Thursday, October 8, 2015

Representative McCarthy no longer running for Speaker of the House

On Friday, September 25, Speaker of the House John Boehner announced that he would be retiring at the end of October. Majority Leader Kevin McCarthy announced his candidacy to replace Boehner on September 29. However, today, McCarthy stated that he is dropping out of the race for Speaker of the House.

One of McCarthy's reasons for dropping out of the race is that the Republican Party is incredibly divided on some major issues, and he does not think that he will be able to unite the party. Another reason stated was that McCarthy damaged his candidacy when he implied last week that the Benghazi investigation had a political agenda of damaging Hillary Clinton's presidential campaign.

McCarthy's decision shocked many house members and leaves the House in a state of confusion. Chaffetz, another candidate for Speaker, still plans on running. A group of Republicans stated earlier in the week that they would support Webster for the position. However, as of right now, it is unclear who will succeed Boehner.

Many important issues are quickly arising around this time. The Treasury predicts that on November 5 it will reach the debt ceiling, so congress needs to raise it. Additionally, the continuation on last year's budget will expire on December 15, which could cause a government shut down.

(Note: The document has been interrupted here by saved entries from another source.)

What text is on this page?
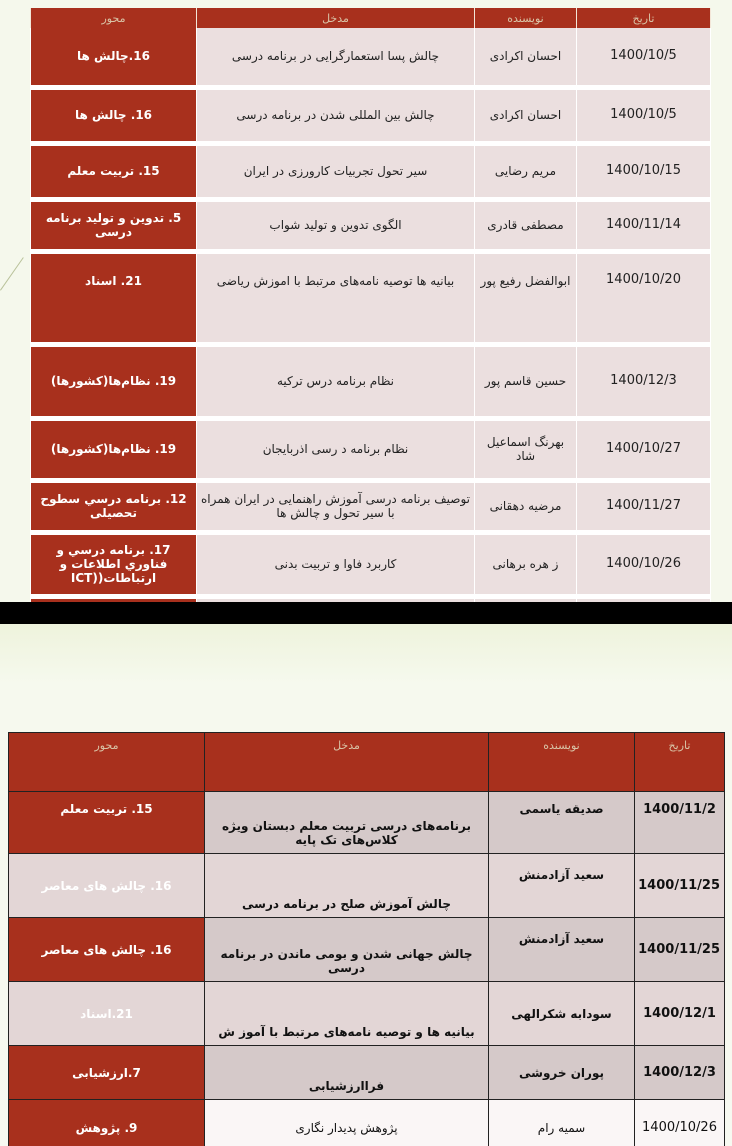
محور	مدخل	نویسنده	تاریخ
16.چالش ها	چالش پسا استعمارگرایی در برنامه درسی	احسان اکرادی	1400/10/5
16. چالش ها	چالش بین المللی شدن در برنامه درسی	احسان اکرادی	1400/10/5
15. تربیت معلم	سیر تحول تجربیات کارورزی در ایران	مریم رضایی	1400/10/15
5. تدوین و تولید برنامه درسی	الگوی تدوین و تولید شواب	مصطفی قادری	1400/11/14
21. اسناد	بیانیه ها توصیه نامه‌های مرتبط با اموزش ریاضی	ابوالفضل رفیع پور	1400/10/20
19. نظام‌ها(کشورها)	نظام برنامه درس ترکیه	حسین قاسم پور	1400/12/3
19. نظام‌ها(کشورها)	نظام برنامه د رسی اذربایجان	بهرنگ اسماعیل شاد	1400/10/27
12. برنامه درسي سطوح تحصیلی	توصیف برنامه درسی آموزش راهنمایی در ایران همراه با سیر تحول و چالش ها	مرضیه دهقانی	1400/11/27
17. برنامه درسي و فناوري اطلاعات و ارتباطات((ICT	کاربرد فاوا و تربیت بدنی	ز هره برهانی	1400/10/26

محور	مدخل	نویسنده	تاریخ
15. تربیت معلم	برنامه‌های درسی تربیت معلم دبستان ویژه کلاس‌های تک پایه	صدیقه یاسمی	1400/11/2
16. چالش های معاصر	چالش آموزش صلح در برنامه درسی	سعید آزادمنش	1400/11/25
16. چالش های معاصر	چالش جهانی شدن و بومی ماندن در برنامه درسی	سعید آزادمنش	1400/11/25
21.اسناد	بیانیه ها و توصیه نامه‌های مرتبط با آموز ش	سودابه شکرالهی	1400/12/1
7.ارزشیابی	فراارزشیابی	پوران خروشی	1400/12/3
9. پژوهش	پژوهش پدیدار نگاری	سمیه رام	1400/10/26
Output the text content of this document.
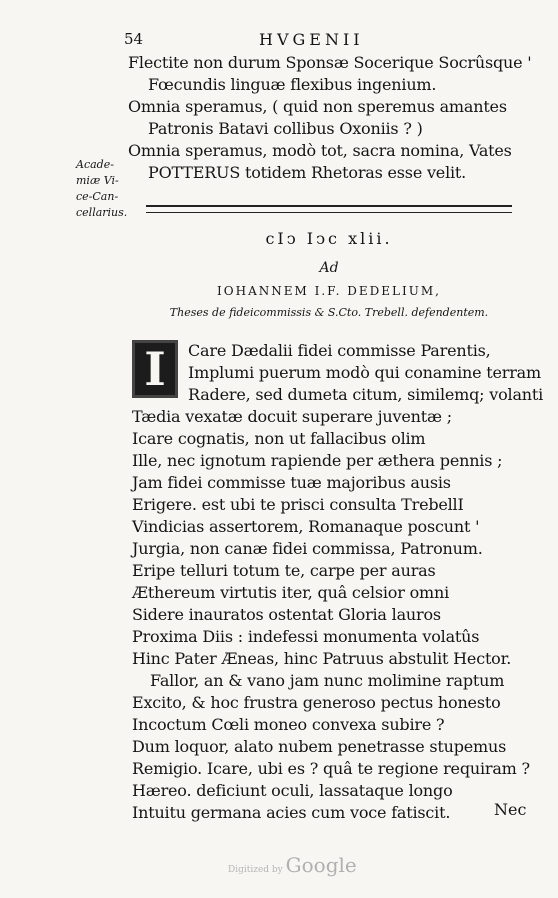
54	HVGENII
Flectite non durum Sponsæ Socerique Socrûsque '
Fœcundis linguæ flexibus ingenium.
Omnia speramus, ( quid non speremus amantes
Patronis Batavi collibus Oxoniis ? )
Omnia speramus, modò tot, sacra nomina, Vates
POTTERUS totidem Rhetoras esse velit.
Acade-
miæ Vi-
ce-Can-
cellarius.
cIↄ Iↄc xlii.
Ad
IOHANNEM I.F. DEDELIUM,
Theses de fideicommissis & S.Cto. Trebell. defendentem.
I	Care Dædalii fidei commisse Parentis,
Implumi puerum modò qui conamine terram
Radere, sed dumeta citum, similemq; volanti
Tædia vexatæ docuit superare juventæ ;
Icare cognatis, non ut fallacibus olim
Ille, nec ignotum rapiende per æthera pennis ;
Jam fidei commisse tuæ majoribus ausis
Erigere. est ubi te prisci consulta TrebellI
Vindicias assertorem, Romanaque poscunt '
Jurgia, non canæ fidei commissa, Patronum.
Eripe telluri totum te, carpe per auras
Æthereum virtutis iter, quâ celsior omni
Sidere inauratos ostentat Gloria lauros
Proxima Diis : indefessi monumenta volatûs
Hinc Pater Æneas, hinc Patruus abstulit Hector.
Fallor, an & vano jam nunc molimine raptum
Excito, & hoc frustra generoso pectus honesto
Incoctum Cœli moneo convexa subire ?
Dum loquor, alato nubem penetrasse stupemus
Remigio. Icare, ubi es ? quâ te regione requiram ?
Hæreo. deficiunt oculi, lassataque longo
Intuitu germana acies cum voce fatiscit.	Nec
Digitized by Google
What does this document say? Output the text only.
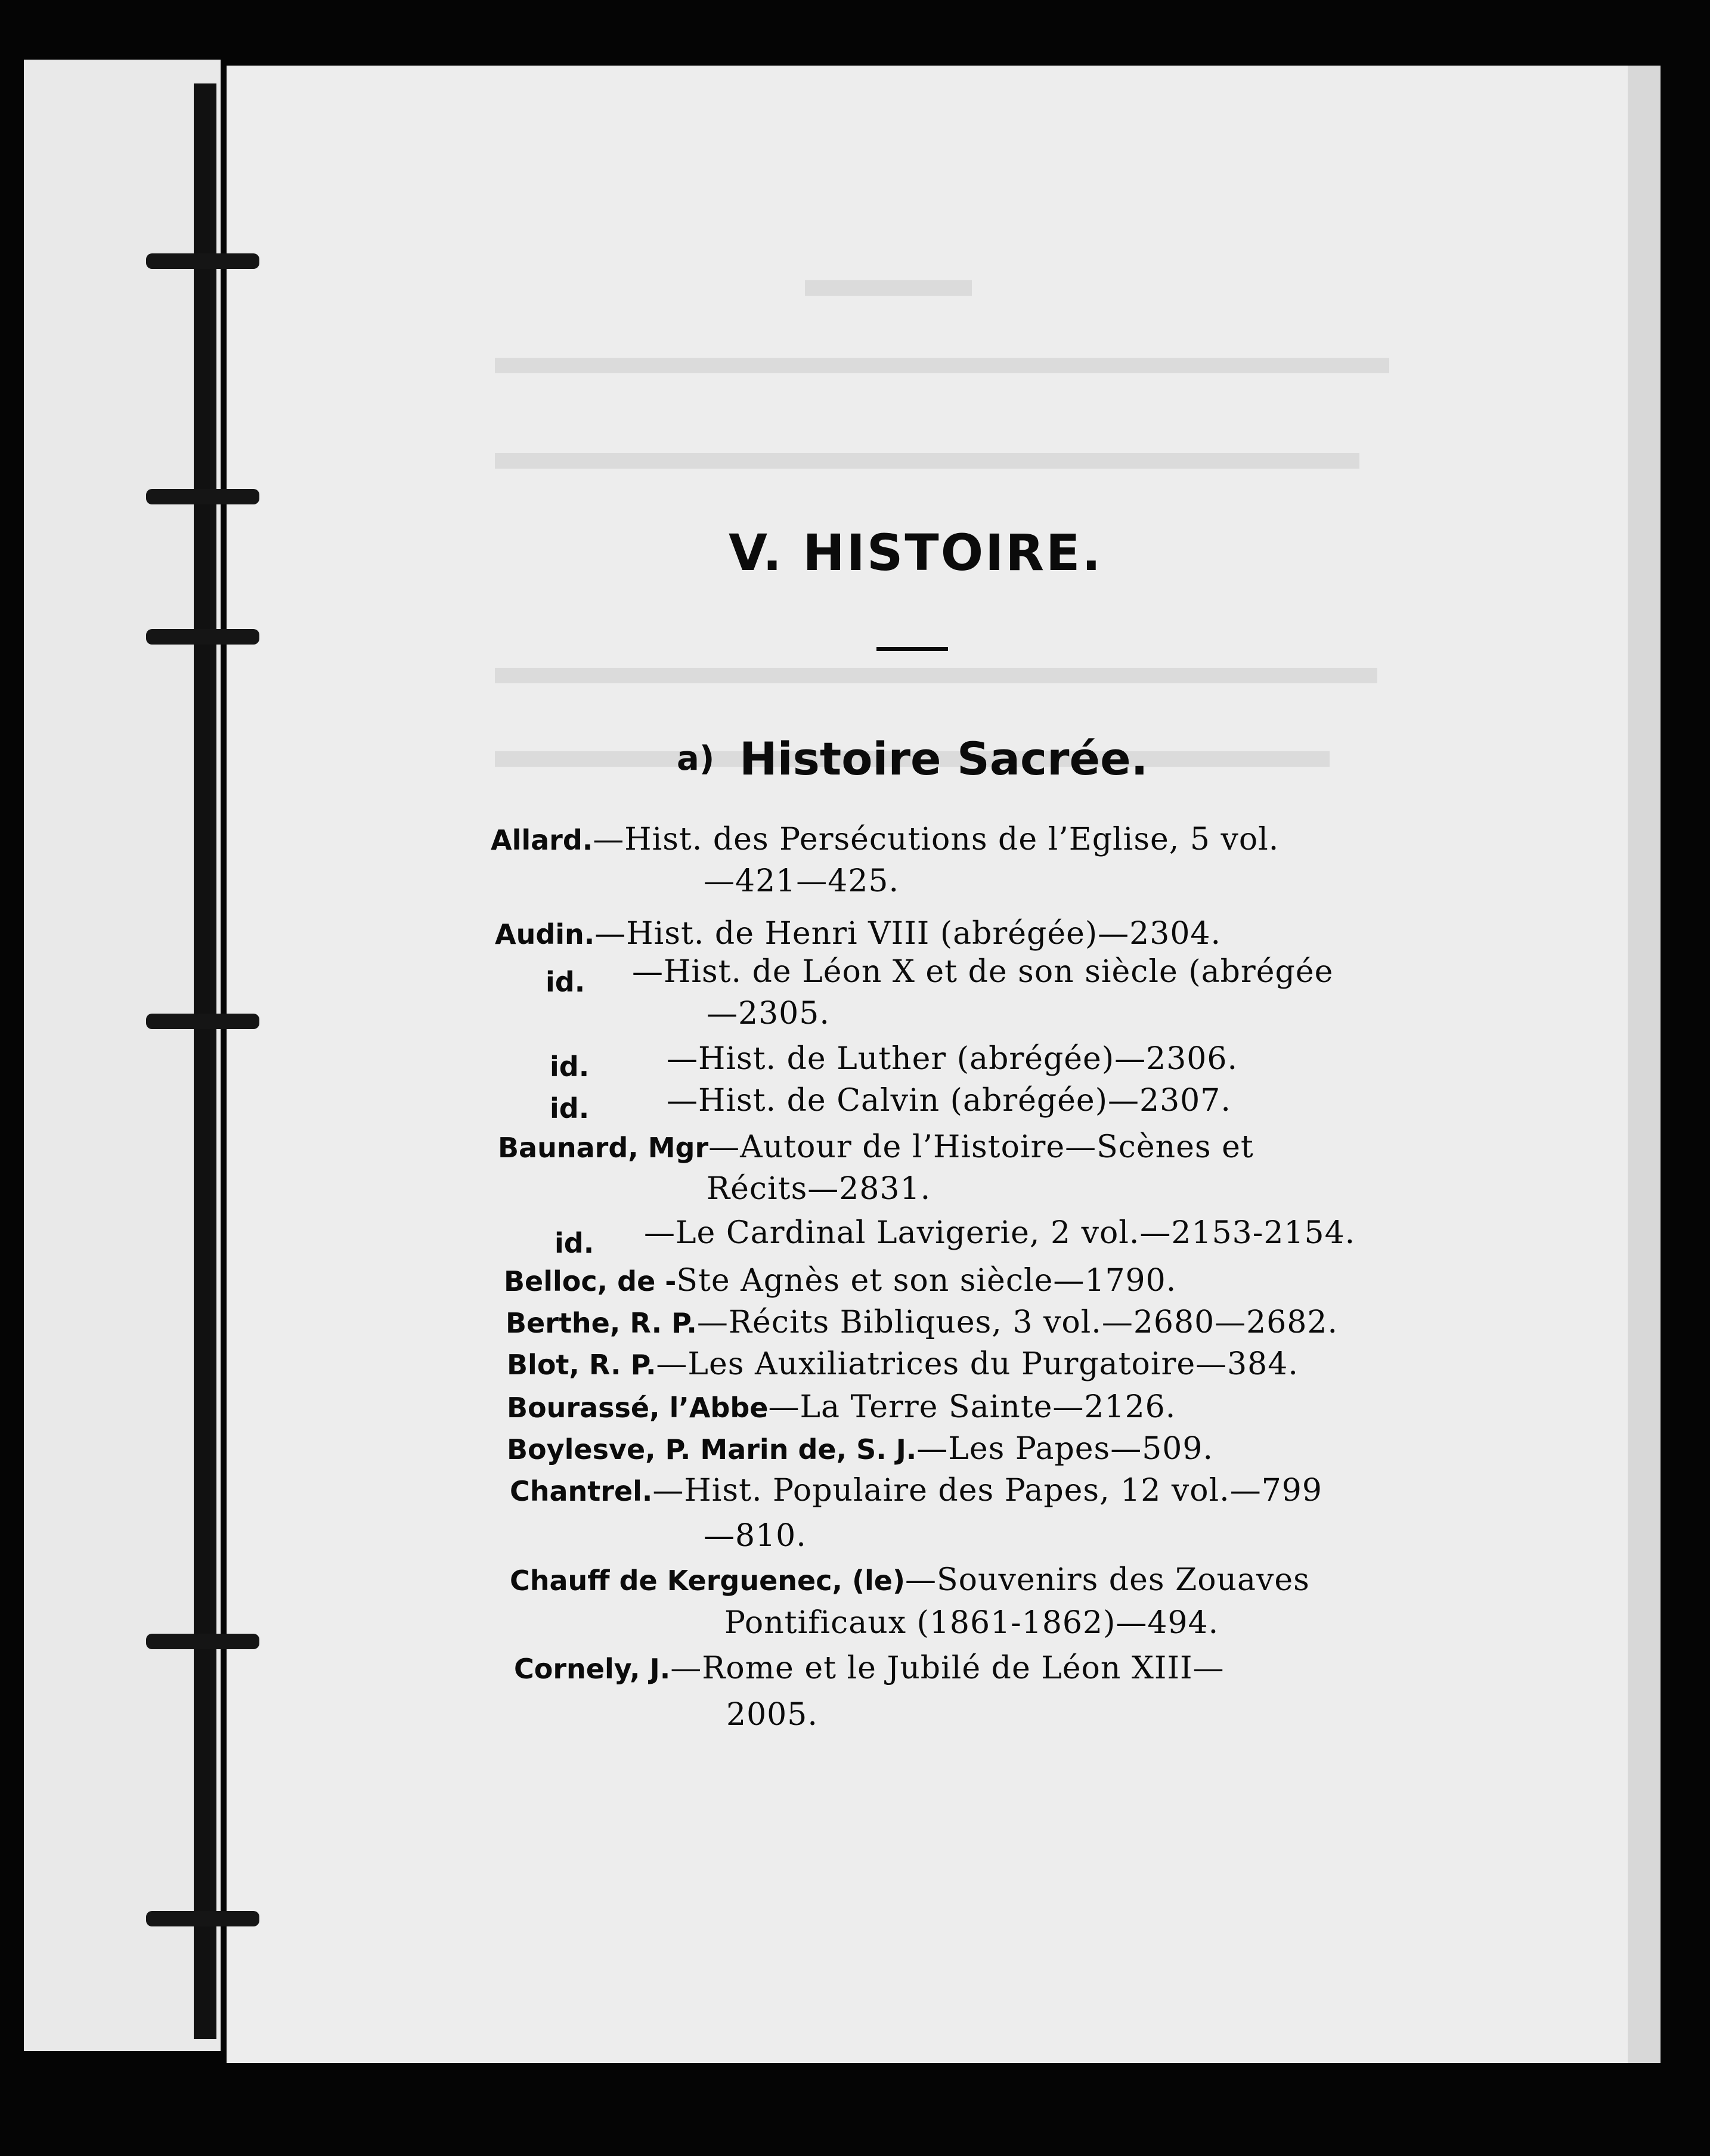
V. HISTOIRE.
a) Histoire Sacrée.
Allard.—Hist. des Persécutions de l’Eglise, 5 vol.
—421—425.
Audin.—Hist. de Henri VIII (abrégée)—2304.
id. —Hist. de Léon X et de son siècle (abrégée
—2305.
id. —Hist. de Luther (abrégée)—2306.
id. —Hist. de Calvin (abrégée)—2307.
Baunard, Mgr—Autour de l’Histoire—Scènes et
Récits—2831.
id. —Le Cardinal Lavigerie, 2 vol.—2153-2154.
Belloc, de -Ste Agnès et son siècle—1790.
Berthe, R. P.—Récits Bibliques, 3 vol.—2680—2682.
Blot, R. P.—Les Auxiliatrices du Purgatoire—384.
Bourassé, l’Abbe—La Terre Sainte—2126.
Boylesve, P. Marin de, S. J.—Les Papes—509.
Chantrel.—Hist. Populaire des Papes, 12 vol.—799
—810.
Chauff de Kerguenec, (le)—Souvenirs des Zouaves
Pontificaux (1861-1862)—494.
Cornely, J.—Rome et le Jubilé de Léon XIII—
2005.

This relates back to class because in the last chapter we were discussing the House and national debt limits. The government reaching the debt limit would have catastrophic consequences as people will no longer trust the U.S. government as a safe investment. This will cause interest rates to rise and more expensive borrowing in the future. In addition, the GOP needs to find a suitable Speaker candidate quickly. The new Speaker needs to be able to represent the House as a whole and keep the party together.

What do you think about the current state of the House? What do you think is the importance of having a good Speaker of the House?



Juliana Stahr said...

Hillary's new ad clearly sparked attention on all news channels. Her attack on McCarthy claiming that Republicans have spent "4.5 million dollars in taxpayer money" to destroy Hillary has evidently made McCarthy look weak in his campaign. Hillary's ad created a lot of controversy this week and in my opinion, has simply brought more attention to the committee investigating benghazi and as a result, lessens the popularity of Hillary's overall campaign. To answer Jack's question, I believe that the House is indeed in a state of chaos. McCarthy's dropping his bid for Speaker of the House makes our House look extremely vulnerable. This evidently shows how the competitive nature that lives in both the political parties can be highly dangerous. Los Angeles Times underlines how the Republicans simply did this to themselves. The Republicans simply lose popularity among voters for all that McCarthy has said and done. We need to make sure that whoever replaces McCarthy represents a strong candidate for the Speaker of the House. The House Speaker is both the presiding officer of the House of Representatives and the leader of the majority party. Also, the Speaker is also second to the Vice-President of the United States in the line of succession to the Presidency. With this, we must ensure that our Speaker easily reflects those interests of the people.


Virginia Hsiao said...

I agree with Juliana in that the House is in a state of chaos and that the Speaker of the House plays a significant role in the political process. Aside from being second in line from the presidency, the Speaker of the House plays a fundamental role in the progression of the House’s agenda, and the Speaker now has an opportunity to truly lead the House through the turmoil. As we are on the verge of another government shutdown, I think that McCarthy’s withdrawal indicates the severity of the polarization within the GOP – not such a Grand Old Party anymore, is it? A Washington Post points to the Freedom Caucus, a group of around 45 individuals who have acted in this manner to maintain support from their constituents, as their district remains highly Republican. If this is the case, is this the necessary result of geographic distributions or lines, as we discussed in class? If so, how do we reasonably address the problem?

As the party looks to a reluctant Paul Ryan, the path to recovery seems long and arduous. In this case, what is a reasonable expectation for the House within the next year? How will their actions impact the results of the election?